Stress is not an inherently bad thing, however if you have MS, you know that it can have negative effects. For years, the connection between stress and MS has been accepted by neurologists, neuropsychologists, and patients alike. I agree that acute stress seems to aggravate my MS symptoms.
Saturday morning, I attended an MS Women’s Breakfast sponsored by the local chapter of the National MS Society. The guest speaker was Mary Elizabeth Quig, Ph.D., clinical neuropsychologist at Georgetown University MS Center and founding partner at Neuropsychology Associates of Fairfax. The title of her presentation was “Dames who Reframe.”
Dr. Quig began her presentation discussing neuropsychology, stress, and psychoneuroimmunology (PNI). Psychoneuroimmunology takes an interdisciplinary approach to the study of the interaction between mental processes, the nervous system, and the immune system. It offers a scientific study of the Mind-Body connection.
What is stress?
Stress is the body’s unconscious response to a demand -- any kind of demand whether good or bad. When the demand is perceived as excessive, the resulting “stress” can help us or hurt us. When a dangerous situation puts you under acute stress, the body’s reaction is to release hormones, including adrenaline and cortisol, as part of the fight-or-flight response. According to the Mayo Clinic, adrenaline helps to increase your heart rate, elevate blood pressure and boost energy supplies. Cortisol alters the normal immune system response and suppresses the digestive and reproductive systems, functions which are “nonessential or detrimental in a fight-or-flight situation.”

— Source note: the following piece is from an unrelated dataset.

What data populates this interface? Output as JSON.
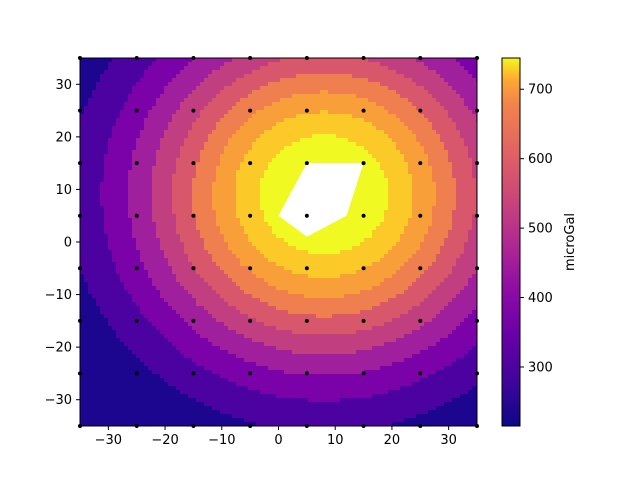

Although we no longer have to flee from a saber tooth tiger or wooly mammoth in our daily lives, our bodies continue to be wired to respond to this complex alert system. Still helpful when faced with physical dangers, but detrimental if the stress is in response to something emotional or cognitive and there is no need for the extra energy and strength created by an increased surge of hormones.
Stress and MS
Dr. Quig shared one study in the PNI literature that demonstrated individuals with high stress levels (in this case caregivers) have an increased number of respiratory tract infections, a poorer response to the flu vaccine, and slower wound healing as compared to well-matched controls (Kiecolt-Glaser, 1995). Several studies have demonstrated a connection between stressful events and MS relapses (Mohr, 2004).

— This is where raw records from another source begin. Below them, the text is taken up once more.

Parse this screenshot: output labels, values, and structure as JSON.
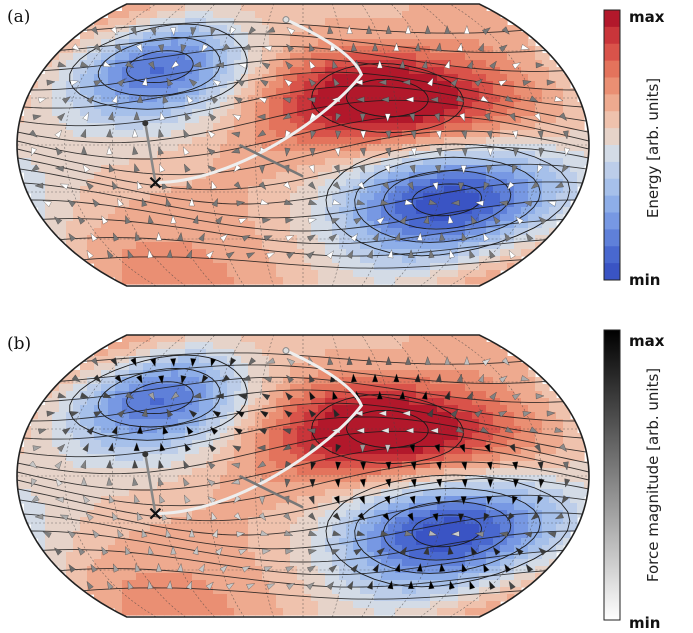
{
  "chart_data": [
    {
      "type": "heatmap",
      "panel_label": "(a)",
      "quantity": "energy",
      "colorbar": {
        "title": "Energy [arb. units]",
        "top_label": "max",
        "bottom_label": "min",
        "colors_top_to_bottom": [
          "#b2182b",
          "#c9353a",
          "#d9534a",
          "#e3735c",
          "#ea8f73",
          "#eeaa8f",
          "#efc2ad",
          "#e6d3c9",
          "#d3dbe6",
          "#bccde9",
          "#a6c0ea",
          "#8eaee8",
          "#7798e3",
          "#5f80d9",
          "#4968cf",
          "#3a54c4"
        ]
      },
      "projection": "Robinson",
      "contour_lines": true,
      "vector_arrows": true,
      "minimum_markers": [
        {
          "marker": "x",
          "lon": -95,
          "lat": -24
        },
        {
          "marker": "dot",
          "lon": -100,
          "lat": 14
        }
      ],
      "features": {
        "maxima": [
          {
            "lon": 55,
            "lat": 30
          }
        ],
        "minima": [
          {
            "lon": -100,
            "lat": 50
          },
          {
            "lon": 95,
            "lat": -35
          }
        ]
      }
    },
    {
      "type": "heatmap",
      "panel_label": "(b)",
      "quantity": "force magnitude",
      "colorbar": {
        "title": "Force magnitude [arb. units]",
        "top_label": "max",
        "bottom_label": "min",
        "colors_top_to_bottom": [
          "#000000",
          "#ffffff"
        ]
      },
      "projection": "Robinson",
      "contour_lines": true,
      "vector_arrows": true,
      "minimum_markers": [
        {
          "marker": "x",
          "lon": -95,
          "lat": -24
        },
        {
          "marker": "dot",
          "lon": -100,
          "lat": 14
        }
      ],
      "features": {
        "maxima": [
          {
            "lon": 55,
            "lat": 30
          }
        ],
        "minima": [
          {
            "lon": -100,
            "lat": 50
          },
          {
            "lon": 95,
            "lat": -35
          }
        ]
      }
    }
  ]
}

A study in the Netherlands found that stressful events more than doubled the risk exacerbation in patients with relapsing-remitting multiple sclerosis in the month following the stressful event. Infections were associated with a threefold increase of MS relapse (Buljevac, 2003). Examples of reported stressful events include illness or problems with a close family member, job stress, events related to house or car, sudden personal discomfort (unrelated to MS), death of a friend, relative, or pet, problems in a relationship, stress related to a holiday, or financial problems.